State lawmakers have their hands full this week coming up with a new budget. And as if that weren't enough, the House also approved a bill that legislates how much juice and milk kids can get in private daycares.
If this bill becomes a law, it will prohibit private child daycares from serving sugar-sweetened beverages to kids of all ages. Southeastern Preschool Educational Center Administrator Amy Selders thinks it's a good idea.
"As much as we know about childhood obesity and things like that, it's much more prevalent now and anything we can do to keep the children healthy, provide them with healthy food choices when they're young and then hopefully they'll continue to make those choices when they're older," says Selders. "I feel like that's a great idea."
The new legislation would also prohibit serving whole milk to kids two years or older, serving flavored milk to any child, and would limit juice to six ounces a day. Juice also could not be served in a bottle.

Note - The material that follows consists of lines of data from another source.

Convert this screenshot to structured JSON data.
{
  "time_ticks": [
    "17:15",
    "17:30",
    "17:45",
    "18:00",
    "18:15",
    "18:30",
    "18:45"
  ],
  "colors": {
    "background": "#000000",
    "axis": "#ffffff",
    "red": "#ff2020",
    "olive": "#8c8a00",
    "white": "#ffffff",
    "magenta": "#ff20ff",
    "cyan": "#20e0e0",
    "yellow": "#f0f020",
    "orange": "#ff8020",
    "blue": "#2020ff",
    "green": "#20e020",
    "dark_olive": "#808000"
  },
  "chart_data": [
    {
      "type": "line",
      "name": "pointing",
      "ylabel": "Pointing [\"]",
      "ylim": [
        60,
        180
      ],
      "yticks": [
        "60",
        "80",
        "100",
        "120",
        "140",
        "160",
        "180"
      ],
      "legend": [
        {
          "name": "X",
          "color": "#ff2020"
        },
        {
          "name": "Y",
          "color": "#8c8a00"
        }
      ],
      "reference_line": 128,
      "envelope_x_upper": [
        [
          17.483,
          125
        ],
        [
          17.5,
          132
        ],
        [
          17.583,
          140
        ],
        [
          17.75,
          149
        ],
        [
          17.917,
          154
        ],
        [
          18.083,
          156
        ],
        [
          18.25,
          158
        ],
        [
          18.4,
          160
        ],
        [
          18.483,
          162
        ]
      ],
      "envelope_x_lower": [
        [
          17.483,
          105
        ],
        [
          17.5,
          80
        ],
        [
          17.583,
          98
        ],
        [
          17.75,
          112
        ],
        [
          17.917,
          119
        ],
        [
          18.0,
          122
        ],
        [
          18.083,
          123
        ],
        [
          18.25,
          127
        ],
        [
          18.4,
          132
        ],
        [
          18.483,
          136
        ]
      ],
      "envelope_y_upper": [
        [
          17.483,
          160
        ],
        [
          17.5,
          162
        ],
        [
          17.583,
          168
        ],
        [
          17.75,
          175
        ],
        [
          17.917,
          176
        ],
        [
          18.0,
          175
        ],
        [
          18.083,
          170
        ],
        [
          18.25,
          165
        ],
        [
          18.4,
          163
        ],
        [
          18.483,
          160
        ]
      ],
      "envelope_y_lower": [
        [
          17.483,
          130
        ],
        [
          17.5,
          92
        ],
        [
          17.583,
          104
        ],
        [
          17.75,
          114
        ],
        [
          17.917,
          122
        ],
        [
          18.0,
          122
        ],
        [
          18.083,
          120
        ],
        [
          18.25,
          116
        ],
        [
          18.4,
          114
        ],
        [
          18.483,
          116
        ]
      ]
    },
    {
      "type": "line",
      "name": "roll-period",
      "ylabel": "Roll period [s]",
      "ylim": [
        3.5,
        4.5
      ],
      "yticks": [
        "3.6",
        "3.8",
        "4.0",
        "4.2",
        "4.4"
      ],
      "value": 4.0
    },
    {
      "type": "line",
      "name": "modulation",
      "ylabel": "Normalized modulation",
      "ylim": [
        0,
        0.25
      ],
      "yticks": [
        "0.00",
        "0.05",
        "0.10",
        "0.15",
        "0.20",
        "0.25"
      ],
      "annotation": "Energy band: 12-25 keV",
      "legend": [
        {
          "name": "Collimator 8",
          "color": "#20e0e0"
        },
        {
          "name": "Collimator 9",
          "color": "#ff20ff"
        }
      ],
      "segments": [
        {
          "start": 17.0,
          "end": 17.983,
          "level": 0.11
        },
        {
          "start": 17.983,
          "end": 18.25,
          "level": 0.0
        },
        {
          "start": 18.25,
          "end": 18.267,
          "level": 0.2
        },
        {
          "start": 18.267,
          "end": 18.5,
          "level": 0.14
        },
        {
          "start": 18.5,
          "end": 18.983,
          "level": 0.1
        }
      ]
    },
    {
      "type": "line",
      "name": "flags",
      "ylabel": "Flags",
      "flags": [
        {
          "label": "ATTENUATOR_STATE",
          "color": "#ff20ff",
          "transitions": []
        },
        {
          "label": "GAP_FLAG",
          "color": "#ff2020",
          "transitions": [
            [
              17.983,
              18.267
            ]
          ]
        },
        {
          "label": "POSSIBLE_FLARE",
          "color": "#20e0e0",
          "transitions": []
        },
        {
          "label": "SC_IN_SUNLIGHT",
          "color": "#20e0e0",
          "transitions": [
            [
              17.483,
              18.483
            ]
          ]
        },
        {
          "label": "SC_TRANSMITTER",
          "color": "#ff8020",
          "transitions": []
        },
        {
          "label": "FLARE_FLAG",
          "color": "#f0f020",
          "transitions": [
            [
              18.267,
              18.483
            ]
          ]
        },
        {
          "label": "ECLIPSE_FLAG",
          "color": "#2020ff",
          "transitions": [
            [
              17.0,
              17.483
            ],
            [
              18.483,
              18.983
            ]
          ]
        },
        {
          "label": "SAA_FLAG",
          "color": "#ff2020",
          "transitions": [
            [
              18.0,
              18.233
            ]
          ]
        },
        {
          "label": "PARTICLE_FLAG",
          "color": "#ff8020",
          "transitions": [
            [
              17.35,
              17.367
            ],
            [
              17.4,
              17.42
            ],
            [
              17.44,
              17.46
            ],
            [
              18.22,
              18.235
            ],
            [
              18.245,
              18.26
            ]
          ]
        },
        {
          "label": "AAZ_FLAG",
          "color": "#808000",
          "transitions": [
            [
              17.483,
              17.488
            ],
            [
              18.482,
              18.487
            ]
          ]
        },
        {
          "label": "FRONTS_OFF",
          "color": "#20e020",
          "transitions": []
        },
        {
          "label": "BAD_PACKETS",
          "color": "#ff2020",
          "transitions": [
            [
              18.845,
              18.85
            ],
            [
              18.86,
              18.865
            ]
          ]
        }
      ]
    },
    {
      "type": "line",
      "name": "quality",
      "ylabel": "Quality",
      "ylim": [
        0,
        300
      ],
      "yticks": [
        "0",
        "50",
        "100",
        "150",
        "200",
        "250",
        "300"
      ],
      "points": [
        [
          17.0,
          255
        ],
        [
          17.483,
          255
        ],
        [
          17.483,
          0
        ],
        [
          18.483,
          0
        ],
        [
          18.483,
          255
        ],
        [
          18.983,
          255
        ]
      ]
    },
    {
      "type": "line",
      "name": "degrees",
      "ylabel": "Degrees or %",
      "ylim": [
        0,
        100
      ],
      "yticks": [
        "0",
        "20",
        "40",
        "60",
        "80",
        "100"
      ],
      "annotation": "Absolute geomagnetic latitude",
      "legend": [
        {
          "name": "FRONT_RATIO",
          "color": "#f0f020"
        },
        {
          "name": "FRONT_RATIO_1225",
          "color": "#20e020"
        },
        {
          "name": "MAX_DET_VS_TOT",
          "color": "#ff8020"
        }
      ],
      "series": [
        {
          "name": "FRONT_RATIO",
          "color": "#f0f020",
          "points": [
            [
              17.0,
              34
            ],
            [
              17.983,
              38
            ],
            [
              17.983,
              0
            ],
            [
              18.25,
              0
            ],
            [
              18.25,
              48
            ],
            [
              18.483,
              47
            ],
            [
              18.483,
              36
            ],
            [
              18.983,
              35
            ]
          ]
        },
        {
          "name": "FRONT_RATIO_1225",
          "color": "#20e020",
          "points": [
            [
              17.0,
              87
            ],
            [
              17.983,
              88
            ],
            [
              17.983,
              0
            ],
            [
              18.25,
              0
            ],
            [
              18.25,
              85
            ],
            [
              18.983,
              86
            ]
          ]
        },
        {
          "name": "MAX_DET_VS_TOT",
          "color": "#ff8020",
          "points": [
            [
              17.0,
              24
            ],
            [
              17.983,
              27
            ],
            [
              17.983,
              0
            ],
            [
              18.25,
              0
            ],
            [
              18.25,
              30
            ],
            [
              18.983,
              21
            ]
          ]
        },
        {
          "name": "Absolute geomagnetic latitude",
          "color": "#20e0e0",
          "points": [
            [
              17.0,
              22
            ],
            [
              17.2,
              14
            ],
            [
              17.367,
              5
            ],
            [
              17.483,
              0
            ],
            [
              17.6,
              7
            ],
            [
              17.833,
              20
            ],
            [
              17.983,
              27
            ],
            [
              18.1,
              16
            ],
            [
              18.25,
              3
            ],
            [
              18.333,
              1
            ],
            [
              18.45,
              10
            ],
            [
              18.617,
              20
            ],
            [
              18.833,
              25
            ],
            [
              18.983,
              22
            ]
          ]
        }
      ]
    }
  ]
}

But critics say the government would have too much control over how parents decide to raise their kids, which is likely part of the reason the state standards were recently toned down.
Wake County Representative Paul Stam says "this is a prime example of a well-intentioned idea (but) parents who choose child care should not be subjected to the nanny-state mentality that government always knows best for the family."
This bill must be approved by the Senate and signed into law before it would affect daycares. If passed, the new restrictions would not include 100% fruit juice.